Quelle est la différence entre les soins palliatifs pour adultes et ceux pour les enfants ?

La plupart des gens croient que ces soins sont réservés à des enfants en fin de vie, et cette idée est encore très présente chez certains professionnels de la santé. Chez les adultes, c’est le cas, les soins palliatifs sont souvent introduits tard dans la trajectoire de la maladie – quelques semaines ou quelques mois avant la fin de la vie. En pédiatrie, par contre, les intervenants en soins palliatifs développent des relations thérapeutiques souvent sur le long terme avec les enfants et leurs familles. Les enfants peuvent être atteints d’une variété de conditions qui mènent à une espérance de vie limitée, incluant des maladies génétiques rares. Il y a aussi des enfants qui ont survécu à une maladie grâce aux avancées scientifiques et à la technologie médicale. Or, ces enfants en sont dépendants pour l’alimentation et la respiration. Nous accompagnons également les enfants avec certaines conditions médicales complexes qui peuvent vivre pendant plusieurs années avec leur maladie et même survivre jusqu’à l’âge adulte.

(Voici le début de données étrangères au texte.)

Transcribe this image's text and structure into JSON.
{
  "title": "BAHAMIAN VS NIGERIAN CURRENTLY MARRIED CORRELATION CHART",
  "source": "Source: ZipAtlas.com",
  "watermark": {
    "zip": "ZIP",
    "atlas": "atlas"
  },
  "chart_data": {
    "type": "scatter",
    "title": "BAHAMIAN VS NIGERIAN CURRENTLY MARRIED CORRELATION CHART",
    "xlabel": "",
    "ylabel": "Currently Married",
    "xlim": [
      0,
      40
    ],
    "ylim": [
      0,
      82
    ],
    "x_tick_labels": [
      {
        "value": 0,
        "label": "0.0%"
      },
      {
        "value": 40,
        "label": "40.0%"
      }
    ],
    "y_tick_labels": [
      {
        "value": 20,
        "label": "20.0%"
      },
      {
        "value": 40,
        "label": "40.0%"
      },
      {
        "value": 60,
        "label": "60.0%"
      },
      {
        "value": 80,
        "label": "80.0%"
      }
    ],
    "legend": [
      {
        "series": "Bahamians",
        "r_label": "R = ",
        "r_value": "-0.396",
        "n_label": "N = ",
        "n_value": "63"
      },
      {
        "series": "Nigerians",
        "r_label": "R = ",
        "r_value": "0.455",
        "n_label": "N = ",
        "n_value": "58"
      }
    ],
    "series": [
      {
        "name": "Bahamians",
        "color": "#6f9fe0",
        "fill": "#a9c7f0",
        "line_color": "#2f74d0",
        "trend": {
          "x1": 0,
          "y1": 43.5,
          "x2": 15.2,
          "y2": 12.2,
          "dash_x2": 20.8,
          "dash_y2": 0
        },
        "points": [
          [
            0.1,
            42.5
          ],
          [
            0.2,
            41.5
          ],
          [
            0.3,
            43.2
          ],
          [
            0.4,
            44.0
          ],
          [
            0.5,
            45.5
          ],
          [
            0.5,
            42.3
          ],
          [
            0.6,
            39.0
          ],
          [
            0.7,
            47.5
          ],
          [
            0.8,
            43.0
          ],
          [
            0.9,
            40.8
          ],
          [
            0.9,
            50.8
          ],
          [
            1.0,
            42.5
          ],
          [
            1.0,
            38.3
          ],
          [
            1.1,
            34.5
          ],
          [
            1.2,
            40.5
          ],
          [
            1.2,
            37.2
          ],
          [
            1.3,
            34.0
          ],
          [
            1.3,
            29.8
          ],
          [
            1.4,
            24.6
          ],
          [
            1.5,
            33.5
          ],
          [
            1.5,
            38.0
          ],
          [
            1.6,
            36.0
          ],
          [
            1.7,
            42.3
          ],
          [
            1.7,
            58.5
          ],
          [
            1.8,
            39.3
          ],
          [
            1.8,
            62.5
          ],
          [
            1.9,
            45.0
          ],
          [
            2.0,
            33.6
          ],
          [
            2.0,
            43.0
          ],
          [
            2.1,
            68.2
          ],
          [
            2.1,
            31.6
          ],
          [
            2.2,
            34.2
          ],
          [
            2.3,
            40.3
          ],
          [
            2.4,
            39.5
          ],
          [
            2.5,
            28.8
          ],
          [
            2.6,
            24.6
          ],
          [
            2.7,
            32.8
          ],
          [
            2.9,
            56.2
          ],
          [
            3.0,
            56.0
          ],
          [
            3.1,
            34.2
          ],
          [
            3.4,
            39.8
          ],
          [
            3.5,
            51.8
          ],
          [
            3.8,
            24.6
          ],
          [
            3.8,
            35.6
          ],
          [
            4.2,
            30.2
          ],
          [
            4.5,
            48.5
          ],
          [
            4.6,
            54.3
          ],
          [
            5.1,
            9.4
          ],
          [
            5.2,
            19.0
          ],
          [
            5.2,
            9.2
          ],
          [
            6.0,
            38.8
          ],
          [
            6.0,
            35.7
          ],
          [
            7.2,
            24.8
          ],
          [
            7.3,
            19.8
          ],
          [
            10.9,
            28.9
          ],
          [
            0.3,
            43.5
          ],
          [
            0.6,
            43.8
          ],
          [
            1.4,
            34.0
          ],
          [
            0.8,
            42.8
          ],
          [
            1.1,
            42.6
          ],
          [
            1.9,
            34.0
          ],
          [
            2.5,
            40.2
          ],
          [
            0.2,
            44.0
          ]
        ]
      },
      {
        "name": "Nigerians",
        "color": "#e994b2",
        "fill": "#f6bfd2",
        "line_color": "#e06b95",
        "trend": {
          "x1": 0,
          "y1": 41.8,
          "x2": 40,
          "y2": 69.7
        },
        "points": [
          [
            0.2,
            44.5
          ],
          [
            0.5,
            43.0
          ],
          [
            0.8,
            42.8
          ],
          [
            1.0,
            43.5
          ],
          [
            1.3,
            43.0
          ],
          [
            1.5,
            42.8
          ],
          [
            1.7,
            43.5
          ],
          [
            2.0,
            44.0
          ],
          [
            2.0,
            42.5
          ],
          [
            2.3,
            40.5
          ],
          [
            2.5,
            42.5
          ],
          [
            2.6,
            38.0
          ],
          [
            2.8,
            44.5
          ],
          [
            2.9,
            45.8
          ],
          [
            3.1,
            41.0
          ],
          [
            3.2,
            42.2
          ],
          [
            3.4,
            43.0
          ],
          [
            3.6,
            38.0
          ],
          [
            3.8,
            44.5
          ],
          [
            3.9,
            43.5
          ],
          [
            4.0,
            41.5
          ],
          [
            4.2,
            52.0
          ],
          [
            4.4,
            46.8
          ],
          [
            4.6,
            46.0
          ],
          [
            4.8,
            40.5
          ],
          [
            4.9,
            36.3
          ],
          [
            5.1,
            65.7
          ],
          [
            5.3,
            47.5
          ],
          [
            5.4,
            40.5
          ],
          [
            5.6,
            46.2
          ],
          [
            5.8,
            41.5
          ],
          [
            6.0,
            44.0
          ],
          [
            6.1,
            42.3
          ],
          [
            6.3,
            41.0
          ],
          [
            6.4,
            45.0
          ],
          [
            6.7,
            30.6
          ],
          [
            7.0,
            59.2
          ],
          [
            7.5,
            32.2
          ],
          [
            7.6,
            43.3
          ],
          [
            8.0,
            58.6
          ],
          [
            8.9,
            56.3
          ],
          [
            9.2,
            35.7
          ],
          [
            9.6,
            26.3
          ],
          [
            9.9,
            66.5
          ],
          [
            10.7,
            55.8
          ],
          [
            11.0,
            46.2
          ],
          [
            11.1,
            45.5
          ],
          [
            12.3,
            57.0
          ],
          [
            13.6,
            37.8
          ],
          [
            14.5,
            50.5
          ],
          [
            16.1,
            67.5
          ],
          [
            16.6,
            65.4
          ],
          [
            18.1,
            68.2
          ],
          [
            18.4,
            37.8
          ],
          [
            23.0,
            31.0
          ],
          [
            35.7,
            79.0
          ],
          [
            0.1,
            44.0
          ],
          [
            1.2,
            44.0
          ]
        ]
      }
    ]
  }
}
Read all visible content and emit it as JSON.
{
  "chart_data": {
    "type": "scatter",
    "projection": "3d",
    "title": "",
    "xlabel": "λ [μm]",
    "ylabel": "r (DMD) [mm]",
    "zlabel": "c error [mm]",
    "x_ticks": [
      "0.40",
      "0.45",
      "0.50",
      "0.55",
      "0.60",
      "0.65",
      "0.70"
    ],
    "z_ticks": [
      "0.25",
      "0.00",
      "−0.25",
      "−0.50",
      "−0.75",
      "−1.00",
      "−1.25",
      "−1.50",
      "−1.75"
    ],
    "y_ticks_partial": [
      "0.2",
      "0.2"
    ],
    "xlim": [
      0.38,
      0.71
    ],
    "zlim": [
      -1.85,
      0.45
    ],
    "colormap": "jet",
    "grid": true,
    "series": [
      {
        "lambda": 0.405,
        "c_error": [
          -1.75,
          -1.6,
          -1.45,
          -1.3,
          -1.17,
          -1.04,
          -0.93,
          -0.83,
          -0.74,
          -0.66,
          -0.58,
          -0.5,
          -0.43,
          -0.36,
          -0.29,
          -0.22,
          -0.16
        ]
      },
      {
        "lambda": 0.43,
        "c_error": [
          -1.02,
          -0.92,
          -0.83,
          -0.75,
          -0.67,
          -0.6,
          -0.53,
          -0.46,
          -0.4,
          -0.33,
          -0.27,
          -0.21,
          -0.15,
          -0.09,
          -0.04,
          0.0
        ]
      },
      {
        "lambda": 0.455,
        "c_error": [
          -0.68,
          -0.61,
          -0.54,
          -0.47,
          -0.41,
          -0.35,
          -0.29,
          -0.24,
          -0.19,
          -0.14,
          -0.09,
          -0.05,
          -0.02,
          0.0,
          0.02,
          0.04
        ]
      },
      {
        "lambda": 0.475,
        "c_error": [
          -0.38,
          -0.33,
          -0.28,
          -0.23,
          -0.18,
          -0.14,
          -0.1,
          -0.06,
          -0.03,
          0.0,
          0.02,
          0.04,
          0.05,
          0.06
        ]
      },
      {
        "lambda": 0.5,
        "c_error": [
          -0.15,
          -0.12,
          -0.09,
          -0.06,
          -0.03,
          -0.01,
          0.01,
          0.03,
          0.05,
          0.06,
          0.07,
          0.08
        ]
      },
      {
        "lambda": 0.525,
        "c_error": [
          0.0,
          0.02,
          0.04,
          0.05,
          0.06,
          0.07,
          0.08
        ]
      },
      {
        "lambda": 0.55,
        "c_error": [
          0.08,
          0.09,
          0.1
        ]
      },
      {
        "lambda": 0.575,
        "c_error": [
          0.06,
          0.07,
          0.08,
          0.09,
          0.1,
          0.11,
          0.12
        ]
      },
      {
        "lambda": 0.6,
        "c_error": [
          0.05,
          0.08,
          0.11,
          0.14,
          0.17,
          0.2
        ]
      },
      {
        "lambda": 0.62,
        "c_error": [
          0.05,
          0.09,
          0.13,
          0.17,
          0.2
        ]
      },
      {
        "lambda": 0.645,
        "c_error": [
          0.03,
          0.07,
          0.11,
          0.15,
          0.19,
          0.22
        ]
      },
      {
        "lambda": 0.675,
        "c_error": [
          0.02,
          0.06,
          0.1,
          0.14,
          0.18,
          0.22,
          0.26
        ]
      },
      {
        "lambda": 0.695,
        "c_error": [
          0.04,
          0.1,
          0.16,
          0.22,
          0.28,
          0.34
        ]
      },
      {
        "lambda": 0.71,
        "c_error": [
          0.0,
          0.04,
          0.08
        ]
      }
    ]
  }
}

Vous avez mis en place des façons de faire innovantes. À première vue, elles semblent aller de soi, mais elles n’étaient pas présentes il y a quelques années. Je pense au choix des mots et aux phrases que vous prenez soin de ne pas utiliser, comme « il n’y a plus rien à faire » ou « on va transférer votre enfant ».

Pendant ma formation spécialisée aux États-Unis à l’Université Johns Hopkins, j’ai participé au développement et à l’implantation d’un programme de formation en communication pour les professionnels de la santé qui soignent des enfants avec des maladies chroniques complexes. Au Phare, je tente de transmettre ces connaissances et compétences aux membres des équipes de soins.

L’outil le plus important que nous avons à notre disposition en soins palliatifs est une bonne communication. Nous sommes très attentionnés au choix des mots et au langage que nous utilisons dans nos discussions avec les familles. La communication doit être honnête et transparente tout en étant bienveillante.

Les mots que nous employons sont importants, mais la communication est beaucoup plus que les mots. Elle est dans nos gestes, dans les silences qui permettent l’expression des émotions et dans le langage du corps.

La majorité de nos enfants viennent des grands hôpitaux pédiatriques et sont souvent suivis par plusieurs spécialistes. Nous avons maintenant des rencontres régulières avec leurs équipes pour éviter un dédoublement inefficace des efforts. Grâce à cette collaboration, les familles font plus confiance aux membres des équipes, elles ont une plus grande facilité à joindre le bon intervenant au bon moment, et les transferts des patients de part et d’autre sont plus fluides.

Vous dites que vous ne travaillez pas pour la mort, mais bien pour la vie. D’où vient cette philosophie ?

Je pense que la réflexion repose surtout sur l’importance de se questionner sur les objectifs des soins qu’on prodigue comme professionnel de la santé et de s’assurer que ces objectifs soient alignés avec les valeurs et les souhaits de l’enfant malade et de ses parents. Est-ce que l’objectif est de prolonger la vie à tout prix, même si cette prolongation s’accompagne de souffrance significative ? Ou ne pourrait-on pas mettre l’accent sur l’amélioration du quotidien et la création des moments de joie et d’amour en dépit de la maladie que nous ne pouvons pas guérir ? On cherche à soulager la douleur avec nos traitements, mais aussi à apporter un peu de lumière dans le quotidien des enfants et des familles pour percer les cieux gris. C’est la raison pour laquelle au Phare, on parle toujours de « s’amuser jusqu’au bout de la vie ». Tout enfant devrait avoir le droit d’être un enfant malgré sa maladie.